The thing is, I notice that all the books and articles on writing talk about needing to sit down and write every day.
None of them seem to address what to do when you've finished a draft, and you need to sit down and revise every day. Completely different job and different piece of the brain, though utterly essential, (as noted here) and if you can't do this part, no matter how good you are at sitting down and writing every day, you aren't a writer and should get a day job.
So how do I keep sane while doing the hard part? Here are my two main solutions so far:
1. Set a modest goal every day. I'm shooting for 25 pages worked over and annotated for further working over. That's one to two hours, depending on how awful it is, or how much I've changed my mind about where things are going. If my head or foot starts to throb before I get there, I cut myself some slack and stop at 20 pages. Today it took me an hour to do 10 pages. Since I have a report to finish and some other work, I may stop there. Maybe I can do more later in the day. Rules are made to be broken.
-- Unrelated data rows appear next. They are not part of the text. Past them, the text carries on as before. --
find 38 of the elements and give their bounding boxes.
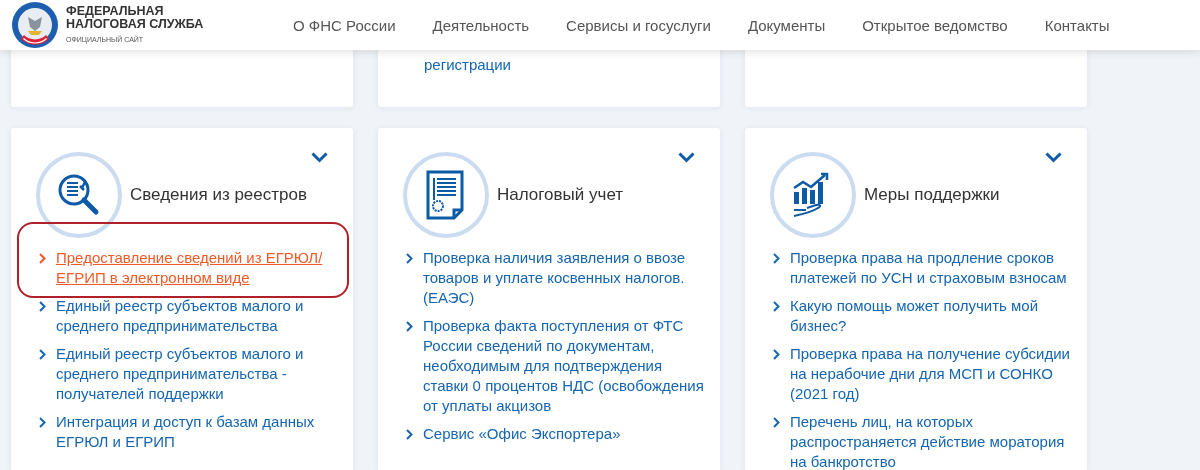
chevron-down-icon[interactable] (678, 152, 695, 163)
service-link[interactable]: Предоставление сведений из ЕГРЮЛ/ ЕГРИП в электронном виде (56, 248, 343, 288)
service-link[interactable]: Сервис «Офис Экспортера» (423, 424, 710, 444)
service-link[interactable]: Проверка наличия заявления о ввозе товаров и уплате косвенных налогов. (ЕАЭС) (423, 248, 710, 308)
chevron-right-icon (773, 417, 780, 428)
chevron-right-icon (773, 349, 780, 360)
service-link[interactable]: Единый реестр субъектов малого и среднего предпринимательства (56, 296, 343, 336)
service-link[interactable]: Какую помощь может получить мой бизнес? (790, 296, 1077, 336)
nav-link[interactable]: Сервисы и госуслуги (566, 16, 711, 34)
chevron-right-icon (39, 253, 46, 264)
chevron-right-icon (39, 349, 46, 360)
card-title: Меры поддержки (864, 185, 1000, 205)
service-link[interactable]: Единый реестр субъектов малого и среднего предпринимательства - получателей поддержки (56, 344, 343, 404)
card-title: Сведения из реестров (130, 185, 307, 205)
logo-title: ФЕДЕРАЛЬНАЯ (66, 4, 165, 18)
logo-title: НАЛОГОВАЯ СЛУЖБА (66, 17, 204, 31)
chevron-right-icon (406, 429, 413, 440)
nav-link[interactable]: Контакты (1044, 16, 1110, 34)
service-link[interactable]: Перечень лиц, на которых распространяется действие моратория на банкротство (790, 412, 1077, 470)
chevron-right-icon (773, 253, 780, 264)
service-link[interactable]: Интеграция и доступ к базам данных ЕГРЮЛ и ЕГРИП (56, 412, 343, 452)
nav-link[interactable]: О ФНС России (293, 16, 396, 34)
chevron-right-icon (39, 417, 46, 428)
chevron-right-icon (406, 321, 413, 332)
service-link[interactable]: регистрации (424, 55, 710, 75)
chevron-down-icon[interactable] (311, 152, 328, 163)
chevron-right-icon (773, 301, 780, 312)
service-link[interactable]: Проверка факта поступления от ФТС России сведений по документам, необходимым для подтверждения ставки 0 процентов НДС (освобождения от уплаты акцизов (423, 316, 710, 416)
service-link[interactable]: Проверка права на продление сроков платежей по УСН и страховым взносам (790, 248, 1077, 288)
chevron-down-icon[interactable] (1045, 152, 1062, 163)
service-link[interactable]: Проверка права на получение субсидии на нерабочие дни для МСП и СОНКО (2021 год) (790, 344, 1077, 404)
chevron-right-icon (39, 301, 46, 312)
nav-link[interactable]: Документы (747, 16, 826, 34)
chevron-right-icon (406, 253, 413, 264)
certificate-icon (426, 170, 466, 220)
nav-link[interactable]: Деятельность (432, 16, 530, 34)
nav-link[interactable]: Открытое ведомство (862, 16, 1008, 34)
card-title: Налоговый учет (497, 185, 624, 205)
2. What else? Start a new book. That short story I posted last week about Halitor the Hero? Yeah, him. He's bouncing around in my head asking to get out. So I'm letting him out. Finish the revisions for the day, and I get to write a few pages, for an hour or until my hand wears out and I get cramps in my shoulder from writing on the couch with my foot higher than my head (this will improve. My foot will heal. My hand will probably never adapt to writing for long periods).
This means I am now working on three projects simultaneously. Well, I read multiple books at once. Maybe I can also write them that way.
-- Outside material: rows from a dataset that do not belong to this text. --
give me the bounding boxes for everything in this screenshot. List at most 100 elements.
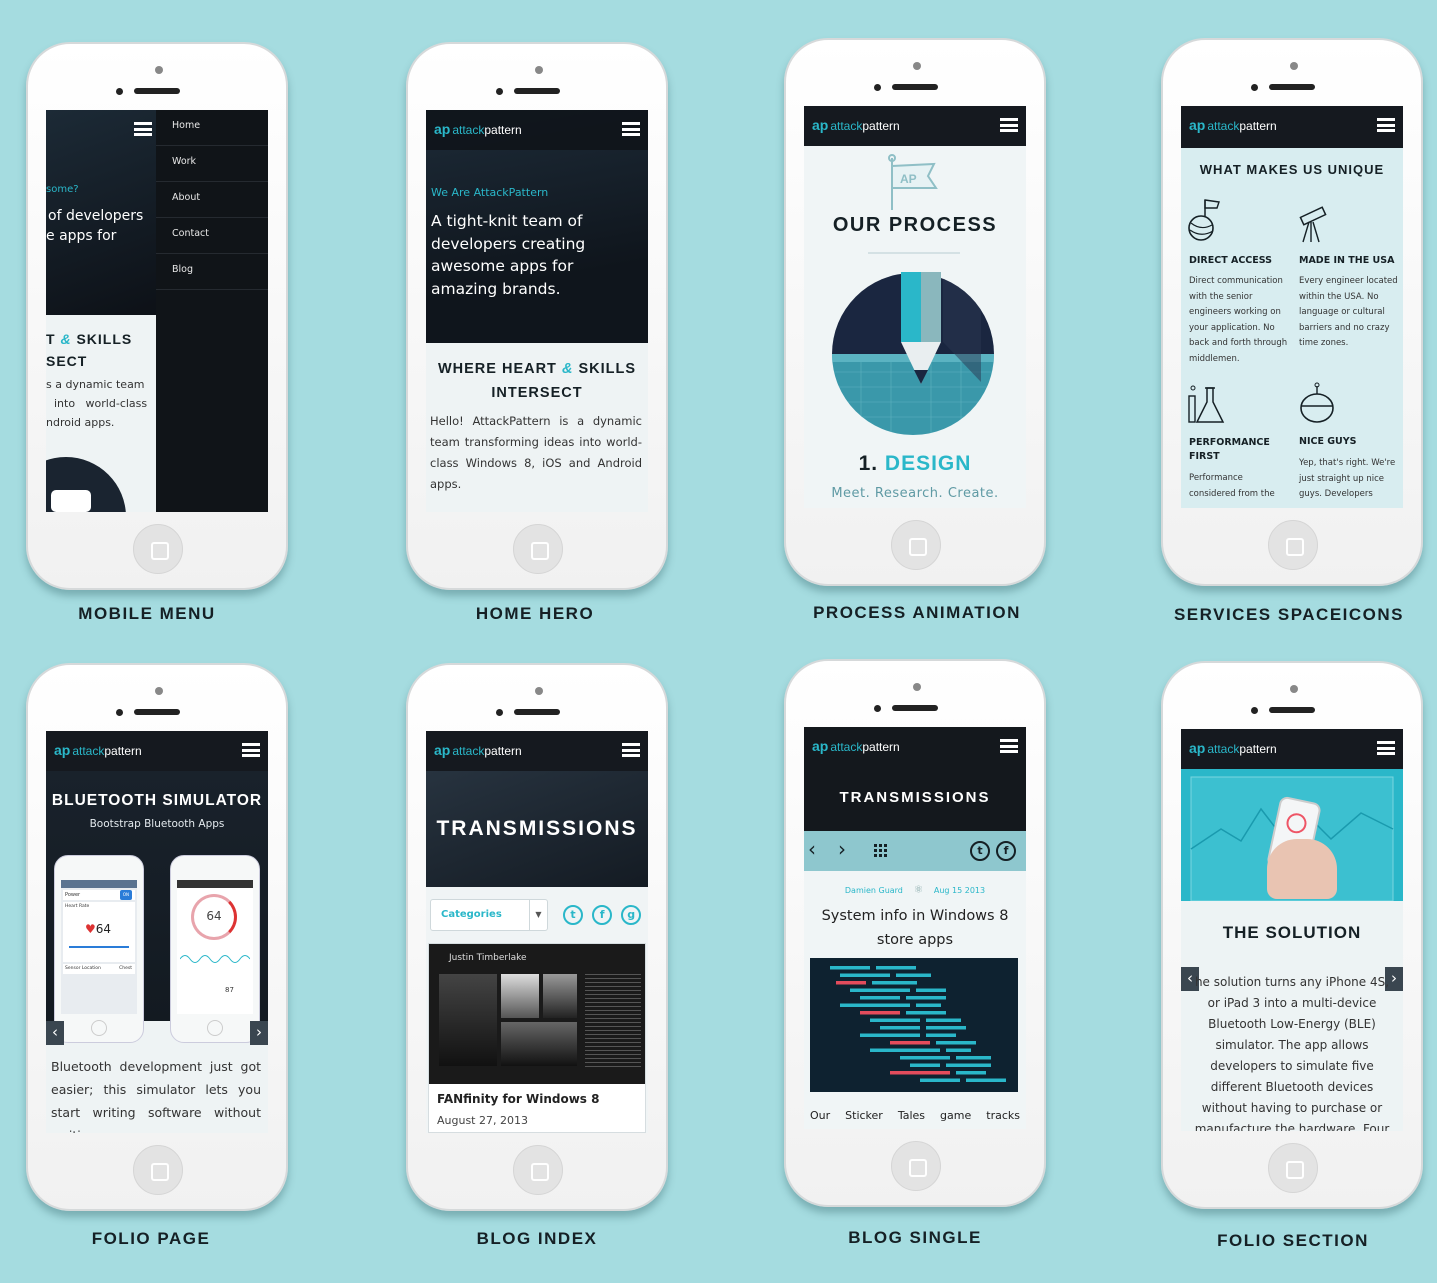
phone-mobile-menu: some? of developers e apps for T & SKILL… xyxy=(26,42,288,590)
step-name: DESIGN xyxy=(884,452,972,475)
menu-item-home[interactable]: Home xyxy=(156,110,268,146)
logo[interactable]: ap attackpattern xyxy=(1189,117,1277,133)
astronaut-helmet-icon xyxy=(1300,382,1334,423)
caption-blog-index: BLOG INDEX xyxy=(476,1229,598,1248)
service-text-1: Direct communication with the senior eng… xyxy=(1189,276,1288,364)
carousel-prev[interactable]: ‹ xyxy=(46,1021,64,1045)
heading-part-b: SKILLS xyxy=(76,331,133,347)
menu-burger[interactable] xyxy=(134,122,152,136)
blog-title: TRANSMISSIONS xyxy=(436,817,638,840)
categories-dropdown[interactable]: Categories ▼ xyxy=(430,899,548,931)
solution-hero xyxy=(1181,769,1403,901)
code-line xyxy=(860,1011,900,1015)
menu-burger[interactable] xyxy=(1000,739,1018,753)
screen: ap attackpattern We Are AttackPattern A t… xyxy=(426,110,648,512)
caption-folio-section: FOLIO SECTION xyxy=(1217,1231,1369,1250)
step-number: 1. xyxy=(858,452,879,475)
blog-title: TRANSMISSIONS xyxy=(839,789,991,806)
home-button[interactable] xyxy=(513,524,563,574)
code-line xyxy=(926,1018,961,1022)
phone-services: ap attackpattern WHAT MAKES US UNIQUE DIR… xyxy=(1161,38,1423,586)
chevron-right-icon[interactable]: › xyxy=(838,839,846,859)
code-line xyxy=(870,1048,940,1052)
logo[interactable]: ap attackpattern xyxy=(1189,740,1277,756)
screen: ap attackpattern BLUETOOTH SIMULATOR Boot… xyxy=(46,731,268,1133)
code-line xyxy=(860,1033,920,1037)
code-line xyxy=(926,1026,966,1030)
menu-burger[interactable] xyxy=(1000,118,1018,132)
camera xyxy=(1290,685,1298,693)
facebook-icon[interactable]: f xyxy=(592,905,613,925)
home-button[interactable] xyxy=(1268,520,1318,570)
screen: ap attackpattern WHAT MAKES US UNIQUE DIR… xyxy=(1181,106,1403,508)
facebook-icon[interactable]: f xyxy=(996,841,1016,861)
menu-burger[interactable] xyxy=(622,122,640,136)
body-line2: into world-class xyxy=(54,397,148,410)
camera xyxy=(535,66,543,74)
bg-kicker: some? xyxy=(46,184,79,195)
post-footer-text: Our Sticker Tales game tracks xyxy=(810,1109,1020,1122)
menu-item-about[interactable]: About xyxy=(156,182,268,218)
heading-line2: INTERSECT xyxy=(491,385,583,401)
logo[interactable]: ap attackpattern xyxy=(812,117,900,133)
post-toolbar: ‹ › t f xyxy=(804,831,1026,871)
side-menu: Home Work About Contact Blog xyxy=(156,110,268,512)
post-title[interactable]: FANfinity for Windows 8 xyxy=(437,1092,599,1106)
sensor-dot xyxy=(874,705,881,712)
home-button[interactable] xyxy=(1268,1143,1318,1193)
google-plus-icon[interactable]: g xyxy=(621,905,642,925)
logo[interactable]: ap attackpattern xyxy=(434,742,522,758)
menu-burger[interactable] xyxy=(242,743,260,757)
service-title-4: NICE GUYS xyxy=(1299,436,1357,447)
menu-item-work[interactable]: Work xyxy=(156,146,268,182)
chevron-left-icon[interactable]: ‹ xyxy=(808,839,816,859)
home-button[interactable] xyxy=(891,1141,941,1191)
speaker xyxy=(892,84,938,90)
code-line xyxy=(966,1078,1006,1082)
menu-burger[interactable] xyxy=(1377,741,1395,755)
folio-title: BLUETOOTH SIMULATOR xyxy=(51,792,263,809)
logo[interactable]: ap attackpattern xyxy=(812,738,900,754)
caption-home-hero: HOME HERO xyxy=(475,604,595,623)
service-text-4: Yep, that's right. We're just straight u… xyxy=(1299,458,1396,499)
logo[interactable]: ap attackpattern xyxy=(434,121,522,137)
mini-home-button xyxy=(91,1020,107,1036)
twitter-icon[interactable]: t xyxy=(563,905,583,925)
home-button[interactable] xyxy=(133,524,183,574)
code-line xyxy=(956,1071,986,1075)
heart-slider[interactable] xyxy=(69,946,129,948)
grid-icon[interactable] xyxy=(874,844,887,857)
menu-burger[interactable] xyxy=(622,743,640,757)
mini-home-button xyxy=(207,1020,223,1036)
caption-blog-single: BLOG SINGLE xyxy=(848,1228,982,1247)
home-button[interactable] xyxy=(891,520,941,570)
logo[interactable]: ap attackpattern xyxy=(54,742,142,758)
caption-services: SERVICES SPACEICONS xyxy=(1173,605,1405,624)
menu-item-contact[interactable]: Contact xyxy=(156,218,268,254)
heading-line2: SECT xyxy=(46,353,88,369)
twitter-icon[interactable]: t xyxy=(970,841,990,861)
home-button[interactable] xyxy=(133,1145,183,1195)
flask-icon xyxy=(1188,385,1225,423)
camera xyxy=(913,683,921,691)
speaker xyxy=(134,88,180,94)
camera xyxy=(155,66,163,74)
post-date: Aug 15 2013 xyxy=(933,886,986,895)
bg-line2: e apps for xyxy=(46,228,117,244)
mockup-phone-right: 64 87 xyxy=(170,855,260,1043)
code-line xyxy=(910,1063,940,1067)
service-title-1: DIRECT ACCESS xyxy=(1189,255,1273,266)
carousel-next[interactable]: › xyxy=(250,1021,268,1045)
post-card[interactable]: Justin Timberlake FANfinity for Windows … xyxy=(428,943,646,1133)
intro-text: Hello! AttackPattern is a dynamic team t… xyxy=(430,414,642,491)
menu-burger[interactable] xyxy=(1377,118,1395,132)
phone-blog-index: ap attackpattern TRANSMISSIONS Categories… xyxy=(406,663,668,1211)
home-button[interactable] xyxy=(513,1145,563,1195)
code-line xyxy=(946,1063,991,1067)
caption-mobile-menu: MOBILE MENU xyxy=(78,604,216,623)
ampersand: & xyxy=(561,361,574,377)
solution-body: he solution turns any iPhone 4S, or iPad… xyxy=(1194,975,1390,1131)
menu-item-blog[interactable]: Blog xyxy=(156,254,268,290)
flag-icon: AP xyxy=(888,154,938,210)
post-author[interactable]: Damien Guard xyxy=(845,886,903,895)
This also means I'm back to struggling with another on-going debate: hand-written vs. drafted on the computer. That's my next blog post.
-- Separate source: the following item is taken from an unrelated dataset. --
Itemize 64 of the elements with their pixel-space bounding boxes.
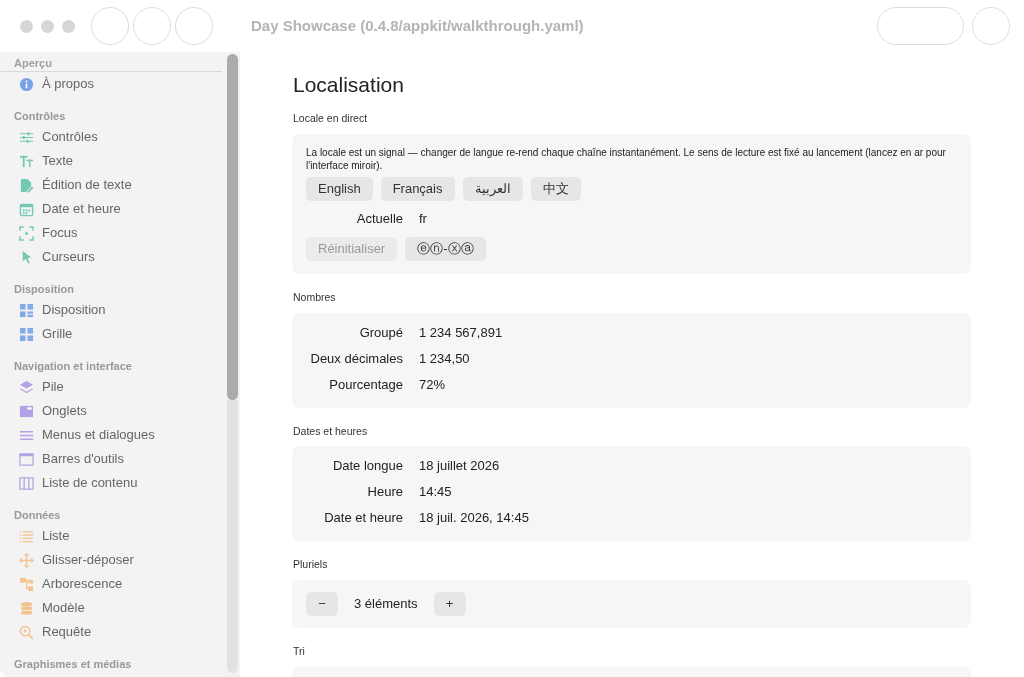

Sometimes I think you need to get away from a work and not force things. It's not an on-deadline piece of journalism. I think your subconscious works on things when you don't know it is. I've had some works that, really, took me 30 years to complete. Some times, you shouldn't force things, but back off. It's not laziness. It's your inner self talking to you. Fiction isn't a manufacturing production line.
ReplyDeleteRandy, I agree to some degree. But I also think that if a writer isn't writing, she's not improving, either. And when it comes to revisions. . . I have to have some kind of structure, because frankly it's work, and not work I enjoy all that much (I like writing the lousy first drafts). If I don't insist on a schedule, I'll put it off from day to day. My first (mercifully unprinted) novel took me about 15 years to write, because it was always last priority (not unreasonably during those years). It wasn't improved by long periods between bursts of writing, as I tended to forget what I was doing, and sustaining a consistent tone was next to impossible, as I wasn't the same woman at 35 that I was at 20.